By training the eyes to focus on the ajna chakra (the “third eye,” located between and just above the eyebrows) a yogi trains his mind to turn inward. On a more prosaic level, close-range focus exercises can forestall the need for reading glasses.
An Eye-Cleansing Trataka Practice
Perhaps you’ve seen a picture of a yogi staring at a candle flame. If so, you’ve seen trataka, an eye-cleansing exercise described in the Upanishads and other yogic texts, including the Hatha Yoga Pradipika.
Trataka can also be found in Ayurvedic texts. Ancient Indian medicine traditions recommended it to stimulate the alochaka pitta, the energy center related to sight. But as always with yoga, there’s a connection between physiology and the more subtle aspects of spiritual practice. According to Dr. Marc Halpern, founder and director of the California College of Ayurveda, the practice of trataka decreases mental lethargy and increases buddhi (intellect).
Trataka is traditionally performed with a candle, but your can use almost any point of focus, like a dot on the wall. Concentrate your gaze on one object, without blinking, until your eyes begin to tear. Then close your eyes and try to maintain a vivid image of that object for as long as possible. Each time you practice trataka, extend the time you maintain the after-image.
Eye Yoga for Healing
This exercise is traditionally believed to remove any disease from the eyes. It is also to induce clairvoyance and to develops the skill of internal visualization. Yogis develop this skill to keep their minds fixed in meditation on a sacred image—and, by extension, on the divine experience associated with that image.
The intricate spiritual mandalas in Indian and Tibetan holy books are also designed for this purpose.
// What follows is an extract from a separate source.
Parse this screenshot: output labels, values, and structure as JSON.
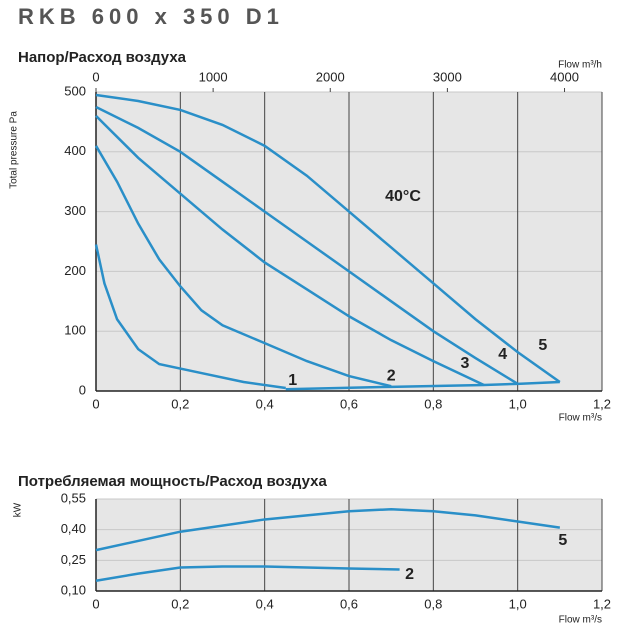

Highly skilled meditators can visualize the most minute details of these elaborate cosmic representations. By perfectly aligning inner and outer focus, these yogis seek a realization like that of Meister Eckhart, a thirteenth-century Christian mystic. He once declared, “The eye with which I see God is the same eye with which God sees me.”
With benefits ranging from better vision to increased concentration and spiritual insight, these eye asanas will enhance your yoga practice. With a healthy diet and regular exercise, they will help protect your vision from the stresses of light, tension, and environmental toxins. So as you grow older, and hopefully wiser, you can direct a soft, insightful gaze at the world, learning to see self and other as one.